Case number one : through heartbreak and deception, Friend #1 prayed and prayed and prayed and had friends and family praying daily.  Through prayer and by the grace of God, Spouse #1 decided to eventually go for option a).  Spouse #1 asked forgiveness, went to confession, got rid of the demons clouding his soul and MADE it right again.  Now this couple is even stronger than it was before.  That isn't to say that their struggles are over, but they made it over this huge hurdle, and never mind how bad the sin was, they are BOTH my heroes today.

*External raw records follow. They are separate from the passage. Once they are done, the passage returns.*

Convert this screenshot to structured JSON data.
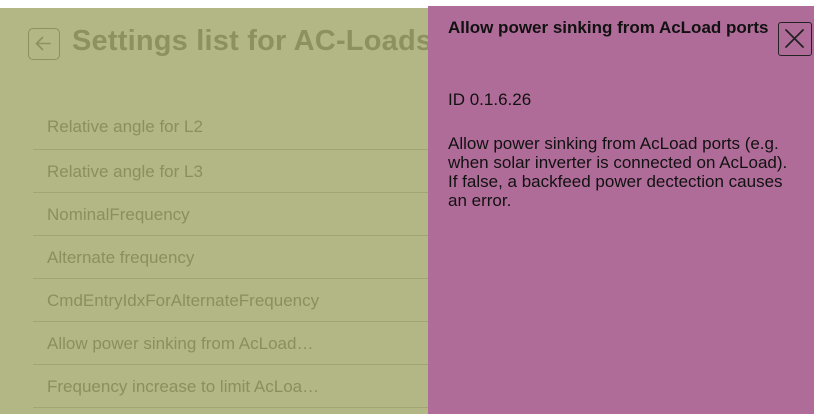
{
  "settings": {
    "title": "Settings list for AC-Loads",
    "items": [
      {
        "label": "Relative angle for L2"
      },
      {
        "label": "Relative angle for L3"
      },
      {
        "label": "NominalFrequency"
      },
      {
        "label": "Alternate frequency"
      },
      {
        "label": "CmdEntryIdxForAlternateFrequency"
      },
      {
        "label": "Allow power sinking from AcLoad…"
      },
      {
        "label": "Frequency increase to limit AcLoa…"
      }
    ]
  },
  "help": {
    "title": "Allow power sinking from AcLoad ports",
    "id": "ID 0.1.6.26",
    "description": "Allow power sinking from AcLoad ports (e.g. when solar inverter is connected on AcLoad). If false, a backfeed power dectection causes an error."
  },
  "icons": {
    "back": "arrow-left-icon",
    "close": "close-x-icon"
  },
  "colors": {
    "settings_background": "#b3b785",
    "settings_text": "#8d915f",
    "help_panel_background": "#b06c98"
  }
}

Case number two : Spouse leaves Friend #2, and moves in with partner instead.  It wasn't so apparent at the start I think, but with time, ex-Spouse #2 has been making Friend #2's life harder and harder.  Friend tries to support ex-Spouse in parenting, Ex-Spouse doesn't return the favour.  Ex-Spouse often puts the blame on Friend for things that aren't really his fault.  Stuff like that.  This person has become so bitter towards my friend that it would seem that it is now rubbing off on their child.  For some inexplicable reason, seemingly not due to any specific event, the child suddenly no longer wishes to see my friend, and wants nothing to do with him anymore.

This kind of situation breaks my heart.  It is so sad to see others suffering simply because people WILL not accept that they are guilty about something and deal with it.

I have a second theory:  it is always easier to blame the other person for something you did, something you didn't do, something you are not doing, or something you did wrong than it is to acknowledge it and make it right.  For someone who does not believe in sin, or inherent sinfulness, let alone their own tendency to sin, blaming others instead easily becomes the default option for guilt or pride.  Whatever it is that went wrong, whatever it is you are wrong about, whatever it is you did wrong, it's either all in the other person's head or it is their own fault.

Getting through to someone like that is like banging your head against a brick wall.  It matters not, how much evidence you may have to the contrary, they will always be right and you will always be wrong, and if you start to make them uncomfortable with too much evidence they will get mad at you and tell you to stop annoying, nagging, or harassing them.  Truth is an inconvenient thing and they would rather shut Truth up than have to listen to it.